Wir werden alle geisteskrank

Zum ersten Mal seit 1984 gibt es ein neues klinisches Diagnosekriterium für Alzheimer Demenz. Das am 19. April 2011 in Alzheimer und Demenz veröffentlichte Nationale Institut für Altern in Zusammenarbeit mit der Alzheimer-Gesellschaft hat das erweitert, was wir jetzt als Demenz betrachten.

Während die vorherigen Leitlinien nur ein Stadium – die Alzheimer-Demenz – anerkannten, schlagen die neuen Leitlinien vor, dass die Alzheimer-Krankheit in einem Kontinuum mit drei Stadien fortschreitet – einem frühen präklinischen Stadium ohne Symptome; ein mittleres Stadium der leichten kognitiven Beeinträchtigung (MCI); und ein Endstadium der Alzheimer-Demenz.

Diese neuen Richtlinien bilden einen festen Kausalzusammenhang. Was vorher nur eine Assoziationswahrscheinlichkeit war, wird heute als eine kausale Progression von Veränderungen im Gehirn, die keine Symptome haben, zu leichten Problemen mit dem Denken und dem Gedächtnis und dem Ende mit Demenz gesehen.

Was dies möglich machte, ist die Einführung neuer Tests, die die Gesundheit des Gehirns messen können, während die Person noch am Leben ist. In der Vergangenheit war der einzige Weg, um eine definitive Prognose von Demenz zu bekommen, eine Autopsie. Insbesondere mit funktionellen Magnetresonanztomographen ermöglicht der Einsatz von Biomarkern heute die Messung von Veränderungen im Gehirn, bevor Symptome auftreten, daher die neuen Leitlinien.

Dies leitet eine neue Ära des Fatalismus ein. Ungewollt fördern diese neuen Richtlinien die Angst vor Demenz. Eine Studie der MetLife Foundation aus dem Jahr 2010 berichtete, dass Menschen über 55 Angst haben, Alzheimer mehr zu bekommen als jede andere Krankheit – außer Krebs. Diese neuen Richtlinien erhöhen unsere Sensibilität für einen subtileren Denk- und Gedächtnisverlust. Es ist jedoch wichtig zu betonen, dass diese lineare Verbindung nicht so eindeutig ist, wie es Neurowissenschaftler zugeben würden.

MCI weisen auf Schwierigkeiten bei der Erinnerung und auf das Denken hin, die nicht normal sind, aber dennoch dem Individuum erlauben, unabhängig zu funktionieren. Viele – aber nicht alle – Menschen mit MCI entwickeln sich zu Alzheimer-Demenz. Es gibt jedoch einige wichtige Ursachen für MCI außer Demenz – die die Richtlinien nicht behandeln – einschließlich Medikamente, Schlaganfall oder Depression.

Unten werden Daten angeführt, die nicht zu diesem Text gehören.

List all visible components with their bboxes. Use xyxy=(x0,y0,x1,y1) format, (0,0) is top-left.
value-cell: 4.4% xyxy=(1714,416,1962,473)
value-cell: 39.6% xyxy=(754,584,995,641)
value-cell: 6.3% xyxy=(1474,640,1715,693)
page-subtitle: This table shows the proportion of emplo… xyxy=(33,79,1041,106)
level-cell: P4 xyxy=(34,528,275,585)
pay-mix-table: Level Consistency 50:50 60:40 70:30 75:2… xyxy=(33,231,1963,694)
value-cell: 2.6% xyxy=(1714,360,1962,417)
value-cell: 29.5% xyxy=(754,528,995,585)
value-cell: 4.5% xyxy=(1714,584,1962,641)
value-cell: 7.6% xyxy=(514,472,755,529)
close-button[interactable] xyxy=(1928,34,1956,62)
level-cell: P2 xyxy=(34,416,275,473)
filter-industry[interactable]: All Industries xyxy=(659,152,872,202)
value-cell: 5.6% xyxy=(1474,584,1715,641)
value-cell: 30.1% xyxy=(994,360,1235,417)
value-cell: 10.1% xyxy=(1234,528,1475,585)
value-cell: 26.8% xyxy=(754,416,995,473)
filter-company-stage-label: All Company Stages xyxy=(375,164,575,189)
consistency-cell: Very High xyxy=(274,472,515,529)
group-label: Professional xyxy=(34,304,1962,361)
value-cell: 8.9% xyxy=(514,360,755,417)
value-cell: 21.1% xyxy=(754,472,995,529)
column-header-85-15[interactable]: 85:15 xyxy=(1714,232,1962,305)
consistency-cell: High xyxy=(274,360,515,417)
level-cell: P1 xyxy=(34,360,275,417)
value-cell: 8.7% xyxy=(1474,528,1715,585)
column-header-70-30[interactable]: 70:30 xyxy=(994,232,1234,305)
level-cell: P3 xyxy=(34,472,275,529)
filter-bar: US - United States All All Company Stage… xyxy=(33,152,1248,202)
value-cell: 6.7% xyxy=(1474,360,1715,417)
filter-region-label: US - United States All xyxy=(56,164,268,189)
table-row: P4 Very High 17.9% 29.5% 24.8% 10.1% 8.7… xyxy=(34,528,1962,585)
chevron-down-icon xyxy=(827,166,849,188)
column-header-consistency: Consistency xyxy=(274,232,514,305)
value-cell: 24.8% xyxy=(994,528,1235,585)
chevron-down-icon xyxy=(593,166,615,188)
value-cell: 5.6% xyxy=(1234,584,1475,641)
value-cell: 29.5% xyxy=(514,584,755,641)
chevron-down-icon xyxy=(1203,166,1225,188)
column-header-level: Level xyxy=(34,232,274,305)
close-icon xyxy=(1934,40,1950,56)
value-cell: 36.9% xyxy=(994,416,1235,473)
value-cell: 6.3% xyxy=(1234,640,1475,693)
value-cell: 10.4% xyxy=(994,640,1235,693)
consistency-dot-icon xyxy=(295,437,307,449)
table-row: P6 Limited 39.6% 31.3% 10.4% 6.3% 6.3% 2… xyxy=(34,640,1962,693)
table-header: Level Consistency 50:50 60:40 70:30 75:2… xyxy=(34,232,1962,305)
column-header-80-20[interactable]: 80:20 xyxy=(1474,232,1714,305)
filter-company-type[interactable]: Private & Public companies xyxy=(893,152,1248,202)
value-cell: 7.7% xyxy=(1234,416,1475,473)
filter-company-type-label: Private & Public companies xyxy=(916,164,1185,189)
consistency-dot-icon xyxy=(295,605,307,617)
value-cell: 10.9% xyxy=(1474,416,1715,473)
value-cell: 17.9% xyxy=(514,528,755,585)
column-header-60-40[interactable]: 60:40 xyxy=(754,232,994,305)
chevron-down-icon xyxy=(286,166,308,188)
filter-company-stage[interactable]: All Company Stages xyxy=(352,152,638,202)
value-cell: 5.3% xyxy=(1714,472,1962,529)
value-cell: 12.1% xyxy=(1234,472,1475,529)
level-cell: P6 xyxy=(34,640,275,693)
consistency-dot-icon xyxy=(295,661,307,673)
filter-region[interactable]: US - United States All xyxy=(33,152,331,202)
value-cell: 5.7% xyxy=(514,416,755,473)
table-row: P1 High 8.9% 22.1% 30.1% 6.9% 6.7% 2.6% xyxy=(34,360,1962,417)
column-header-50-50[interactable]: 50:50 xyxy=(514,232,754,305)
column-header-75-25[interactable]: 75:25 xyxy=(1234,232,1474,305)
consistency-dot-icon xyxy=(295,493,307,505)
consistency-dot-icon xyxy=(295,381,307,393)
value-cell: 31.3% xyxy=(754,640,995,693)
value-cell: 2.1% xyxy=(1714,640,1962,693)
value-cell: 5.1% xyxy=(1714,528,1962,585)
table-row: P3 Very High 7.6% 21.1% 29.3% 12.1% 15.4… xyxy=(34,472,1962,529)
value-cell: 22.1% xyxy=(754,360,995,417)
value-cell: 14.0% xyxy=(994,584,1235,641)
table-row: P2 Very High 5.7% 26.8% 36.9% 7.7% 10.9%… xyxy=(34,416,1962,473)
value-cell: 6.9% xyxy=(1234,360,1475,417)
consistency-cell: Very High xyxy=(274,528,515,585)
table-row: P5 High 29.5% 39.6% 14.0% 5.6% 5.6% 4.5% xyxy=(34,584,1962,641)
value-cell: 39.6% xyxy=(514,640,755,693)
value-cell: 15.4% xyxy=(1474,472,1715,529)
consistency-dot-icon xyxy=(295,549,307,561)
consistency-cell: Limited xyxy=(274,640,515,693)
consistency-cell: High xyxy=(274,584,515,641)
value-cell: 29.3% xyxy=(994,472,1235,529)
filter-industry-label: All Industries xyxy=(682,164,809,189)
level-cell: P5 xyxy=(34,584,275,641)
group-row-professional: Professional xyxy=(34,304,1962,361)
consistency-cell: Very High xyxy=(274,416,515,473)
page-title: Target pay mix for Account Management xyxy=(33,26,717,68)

Es gibt andere Unstimmigkeiten in der Logik dieses kausalen Pfades. Bereits vor 30 Jahren berichtete M Marcel Mesulam von der Northwestern University über 6 Patienten mit fortschreitenden Wortfindungs- und Namensschwierigkeiten, die sich im Laufe der Jahre verschlimmerten, jedoch keine generalisierte Demenz entwickelten. Auch wenn die Verbindung zwischen MCI und Demenz hergestellt wurde, berichteten Mike Martin und seine Kollegen aus Zürich über die Ergebnisse ihrer Meta-Analyse und kamen zu dem Schluss, dass kognitive Interventionen bei älteren Erwachsenen zu mäßigen Leistungssteigerungen führen.

Selbst wenn das Gehirn die Neuropathologie hat, diktiert es nicht das Verhalten. In der berühmten Nonnenstudie berichtete David Snowdon zum ersten Mal über diese seltsame Anomalie. Er stellte fest, dass ein Drittel der Nonnen, die sich von Demenz freigaben und handelten, bei der Autopsie an Alzheimer erkrankten. Zahlreiche Studien haben auch diesen Mangel an Korrelation zwischen der Krankheit und dem Verhalten festgestellt. In jüngerer Zeit berichtete Archana Balasubramanian mit Kollegen von der UCLA, dass 58 Personen, 90 Jahre und älter, die während der drei Jahre vor ihrem Tod keine Anzeichen von Demenz hatten, bei der Autopsie Anzeichen der Demenzerkrankung aufwiesen. Alle diese Studien erodieren die direkte lineare Verbindung zwischen der Krankheit und dem Verhalten. Es scheint andere vermittelnde und moderierende Faktoren zu geben, auf die sich die NIA-Richtlinien beziehen müssen, während Diagnose und Prognose verwechselt werden.